Even if there’s a chance that some financial trade-off may be required for the sake of impact – which could be the case with a nascent area like social impact bonds – there’s a good argument that these investments will be less correlated to the broader economy, because the issues being addressed are typically non-cyclical. So there may be a diversification benefit to including them as part of a balanced portfolio.
Moreover, according to an illustrative sample portfolio constructed by a working group of the G8 Taskforce, an investor with a carefully-selected impact investment allocation of 8-12% – even if they do impact deals that on average require a 20% “haircut” on financial returns (relative to traditional products within the same asset class) – should be able to achieve the same portfolio-level financial return as an investor with no impact allocation, without significantly increased volatility.
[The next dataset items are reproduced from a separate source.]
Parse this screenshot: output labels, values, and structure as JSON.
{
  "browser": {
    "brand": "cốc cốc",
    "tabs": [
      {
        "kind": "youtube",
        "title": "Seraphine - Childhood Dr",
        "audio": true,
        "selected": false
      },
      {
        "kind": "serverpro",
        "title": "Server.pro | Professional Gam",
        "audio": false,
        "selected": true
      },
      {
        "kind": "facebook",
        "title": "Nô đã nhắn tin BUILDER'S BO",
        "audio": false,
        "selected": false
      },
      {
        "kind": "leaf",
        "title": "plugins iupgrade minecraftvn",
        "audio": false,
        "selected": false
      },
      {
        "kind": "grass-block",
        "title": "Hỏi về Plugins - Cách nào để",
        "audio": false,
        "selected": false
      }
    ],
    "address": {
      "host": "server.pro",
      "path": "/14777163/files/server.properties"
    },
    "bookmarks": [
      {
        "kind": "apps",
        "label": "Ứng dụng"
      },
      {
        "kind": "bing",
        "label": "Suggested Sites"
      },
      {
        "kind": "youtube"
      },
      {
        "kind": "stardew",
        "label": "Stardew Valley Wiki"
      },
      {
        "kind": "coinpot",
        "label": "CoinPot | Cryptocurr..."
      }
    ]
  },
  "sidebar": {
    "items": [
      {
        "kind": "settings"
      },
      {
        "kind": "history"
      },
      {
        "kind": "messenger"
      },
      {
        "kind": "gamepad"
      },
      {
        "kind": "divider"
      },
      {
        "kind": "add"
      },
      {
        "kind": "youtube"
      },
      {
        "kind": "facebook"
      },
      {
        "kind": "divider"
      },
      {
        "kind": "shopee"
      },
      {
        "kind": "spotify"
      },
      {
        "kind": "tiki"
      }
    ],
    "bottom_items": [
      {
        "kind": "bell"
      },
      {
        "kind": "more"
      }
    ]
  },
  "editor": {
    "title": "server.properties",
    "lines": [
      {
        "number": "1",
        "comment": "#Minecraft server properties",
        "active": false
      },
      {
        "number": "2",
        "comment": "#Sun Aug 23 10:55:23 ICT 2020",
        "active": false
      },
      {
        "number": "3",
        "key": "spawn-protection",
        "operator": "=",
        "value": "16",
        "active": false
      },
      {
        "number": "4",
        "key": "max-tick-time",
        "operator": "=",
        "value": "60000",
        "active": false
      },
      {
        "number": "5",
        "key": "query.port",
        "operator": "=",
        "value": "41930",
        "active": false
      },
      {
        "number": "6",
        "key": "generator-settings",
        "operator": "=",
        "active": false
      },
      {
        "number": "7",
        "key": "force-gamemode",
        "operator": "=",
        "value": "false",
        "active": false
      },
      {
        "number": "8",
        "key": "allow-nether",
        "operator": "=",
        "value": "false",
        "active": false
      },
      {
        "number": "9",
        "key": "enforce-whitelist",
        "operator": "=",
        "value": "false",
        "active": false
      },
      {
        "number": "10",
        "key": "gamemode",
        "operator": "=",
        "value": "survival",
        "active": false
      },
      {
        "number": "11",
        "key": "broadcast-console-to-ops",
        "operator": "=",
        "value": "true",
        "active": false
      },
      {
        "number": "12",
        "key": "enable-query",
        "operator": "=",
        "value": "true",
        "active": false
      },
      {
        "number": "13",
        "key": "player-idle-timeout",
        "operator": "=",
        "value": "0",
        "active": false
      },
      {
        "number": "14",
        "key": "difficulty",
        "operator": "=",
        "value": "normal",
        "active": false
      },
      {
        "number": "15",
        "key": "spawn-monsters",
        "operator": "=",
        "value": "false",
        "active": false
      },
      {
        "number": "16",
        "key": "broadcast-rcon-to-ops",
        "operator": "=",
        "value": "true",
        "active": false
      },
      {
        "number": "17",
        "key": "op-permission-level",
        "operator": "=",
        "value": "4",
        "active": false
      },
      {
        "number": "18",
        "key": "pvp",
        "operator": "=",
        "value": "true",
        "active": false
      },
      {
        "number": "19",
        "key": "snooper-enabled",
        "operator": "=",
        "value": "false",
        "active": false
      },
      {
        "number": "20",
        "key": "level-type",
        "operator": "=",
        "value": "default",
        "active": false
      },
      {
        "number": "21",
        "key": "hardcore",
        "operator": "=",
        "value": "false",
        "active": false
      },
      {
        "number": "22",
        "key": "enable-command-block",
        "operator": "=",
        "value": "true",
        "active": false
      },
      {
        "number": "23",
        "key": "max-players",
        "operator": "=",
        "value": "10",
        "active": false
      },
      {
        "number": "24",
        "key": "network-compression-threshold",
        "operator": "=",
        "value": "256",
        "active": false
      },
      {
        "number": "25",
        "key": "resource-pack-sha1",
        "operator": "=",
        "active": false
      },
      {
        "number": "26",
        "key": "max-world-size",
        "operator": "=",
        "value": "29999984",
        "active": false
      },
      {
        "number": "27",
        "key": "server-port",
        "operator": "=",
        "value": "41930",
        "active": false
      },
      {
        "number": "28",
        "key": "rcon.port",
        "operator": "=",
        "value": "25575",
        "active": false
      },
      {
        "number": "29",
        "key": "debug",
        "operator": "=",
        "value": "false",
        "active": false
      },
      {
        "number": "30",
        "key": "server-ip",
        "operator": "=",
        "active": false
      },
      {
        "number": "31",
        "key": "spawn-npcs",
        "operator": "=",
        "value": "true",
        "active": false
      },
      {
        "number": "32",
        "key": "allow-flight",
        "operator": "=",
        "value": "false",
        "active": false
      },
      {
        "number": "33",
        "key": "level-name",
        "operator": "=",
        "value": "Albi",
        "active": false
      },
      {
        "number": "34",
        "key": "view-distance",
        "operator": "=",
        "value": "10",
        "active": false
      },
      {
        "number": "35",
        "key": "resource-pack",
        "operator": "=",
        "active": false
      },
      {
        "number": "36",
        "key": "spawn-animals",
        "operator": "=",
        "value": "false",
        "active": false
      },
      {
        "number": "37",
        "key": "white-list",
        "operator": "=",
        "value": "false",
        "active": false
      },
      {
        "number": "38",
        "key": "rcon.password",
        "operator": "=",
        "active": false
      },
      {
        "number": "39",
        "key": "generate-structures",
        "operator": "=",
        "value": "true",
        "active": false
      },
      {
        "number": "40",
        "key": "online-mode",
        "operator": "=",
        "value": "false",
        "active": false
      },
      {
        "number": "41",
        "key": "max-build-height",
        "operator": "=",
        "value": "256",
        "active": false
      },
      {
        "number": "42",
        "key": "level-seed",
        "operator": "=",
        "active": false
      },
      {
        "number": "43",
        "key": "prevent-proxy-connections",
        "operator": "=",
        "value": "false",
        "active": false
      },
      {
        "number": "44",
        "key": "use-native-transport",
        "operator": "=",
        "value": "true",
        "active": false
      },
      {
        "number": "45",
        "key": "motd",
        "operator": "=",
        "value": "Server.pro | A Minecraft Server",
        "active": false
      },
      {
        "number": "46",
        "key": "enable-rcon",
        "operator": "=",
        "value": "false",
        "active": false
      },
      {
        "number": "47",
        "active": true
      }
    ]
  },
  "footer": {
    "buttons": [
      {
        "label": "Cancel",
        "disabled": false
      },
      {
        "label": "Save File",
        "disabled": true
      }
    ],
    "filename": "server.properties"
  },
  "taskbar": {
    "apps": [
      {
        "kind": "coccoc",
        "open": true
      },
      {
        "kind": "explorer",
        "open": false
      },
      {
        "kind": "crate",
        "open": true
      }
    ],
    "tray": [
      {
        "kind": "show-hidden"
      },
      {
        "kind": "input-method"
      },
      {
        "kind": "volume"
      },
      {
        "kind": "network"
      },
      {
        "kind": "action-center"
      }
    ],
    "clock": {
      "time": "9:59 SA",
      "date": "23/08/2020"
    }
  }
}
The proviso is that the investor must be willing to accept a larger share of illiquid investments; an approach that may be well suited to local authority pension funds who can take a long-term view.
More work on portfolio construction is still required. But if it turns out that an impact allocation can improve a portfolio’s risk-adjusted financial returns while also delivering positive social and/or environmental impact, that should be a powerful driver of asset allocation decisions over time.
What’s also clear is that the move towards pooling will make it easier for local authorities to allocate to sustainable and impact investing. Over the years we have been fortunate enough to build some strong relationships with a number of local authority pension funds, who have supported us across a number of different vehicles. However, when we started raising our latest UK property investment vehicle, the level of collaboration between these pension funds was much greater than ever before: they were able to share information, coordinate due diligence and conduct some of the negotiations as a bloc. As a result, the process was much faster, cheaper and more efficient than it would otherwise have been, allowing us to reach a £168 million first close in just three months (a significant boon at a time when we had a number of live investment opportunities).
This level of collaboration was only possible because of the closer relationships fostered by recent pooling discussions. So the move towards pooling – notwithstanding its various practical challenges for local authority pension funds – does at least bode well for nascent or specialist areas like private equity impact investing. By improving collaboration between pension funds, it will enable much more sharing of expertise and data, allowing newcomers to get up the learning curve faster by utilising the insight and experience of those more familiar with the area.
Over time, our hope is that this greater level of expertise, coupled with strong policy support and a growing supply of investable opportunities, will enable more local authority pension funds (and other institutional investors) to allocate to impact. The UK still faces a number of social and environmental challenges so large and complex that they can only be addressed if the government, philanthropists and the private sector work together. Impact investing offers a promising avenue to facilitate this.